Safety and data ‘top priorities’
Addressing the very obvious elephant in the room, Morgunov says that ensuring therapeutic safety is even more important for companies operating in special economic zones.
“Any adverse event here could set back not only us, but the entire longevity field,” he says. “That’s why we are beginning with therapies that already have long safety records in patients, and then adapt them for healthy individuals.”
In addition, Morgunov stressed that collecting data on healthy individuals is a “top priority” for the company.
“There’s a lack of real-world interventional data in longevity – and even AI can’t help us without it,” he says. “We’re offering patients discounts if they return for follow-up measurements, and we plan to implement placebo-controlled protocols as well. My expectation is that 10–20% of patients will actively contribute to data collection.”

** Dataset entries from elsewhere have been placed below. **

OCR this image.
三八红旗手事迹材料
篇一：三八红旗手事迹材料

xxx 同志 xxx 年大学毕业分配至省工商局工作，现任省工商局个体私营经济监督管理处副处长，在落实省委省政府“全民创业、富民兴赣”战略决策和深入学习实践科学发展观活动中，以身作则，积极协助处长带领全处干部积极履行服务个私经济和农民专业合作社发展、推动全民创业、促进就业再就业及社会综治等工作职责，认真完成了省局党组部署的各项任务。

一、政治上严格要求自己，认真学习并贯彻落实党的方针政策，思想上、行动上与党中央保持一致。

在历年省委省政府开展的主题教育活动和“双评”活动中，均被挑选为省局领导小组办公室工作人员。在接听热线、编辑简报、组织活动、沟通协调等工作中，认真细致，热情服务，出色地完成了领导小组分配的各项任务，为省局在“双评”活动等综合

Next step: combining therapies
The next key step for Unlimited Bio is to offer a muscle-growth follistatin gene therapy, which it then plans to combine with its VEGF treatment in a clinical trial targeting people aged 45 and older.
“This would be the first gene therapy combo trial in Prospera, and we hope that recruitment will begin soon,” says Morgunov. “Longer term, in addition to AAV Follistatin, we plan to develop AAV-based Klotho and BDNF therapies, but we’re modality-agnostic, so we’re open to different preventive approaches, not just gene therapies. We’re aiming to impact physical, cognitive, and immune function, as well as aesthetics.”
Ultimately, the complex nature of aging means that Morgunov doesn’t believe any single approach can ever “solve” it on its own.
“However, I do believe we can build a minimum viable product for aging therapies: a safe, effective cocktail of multiple interventions that produces a clear, visible impact,” he says. “Our goal is to create an ‘aha moment’ for humanity – like ChatGPT did for AI, or Ozempic did for biohacking. Once people see it’s possible to slow or reverse aspects of aging, governments and corporations will enter the race, accelerating progress even further.”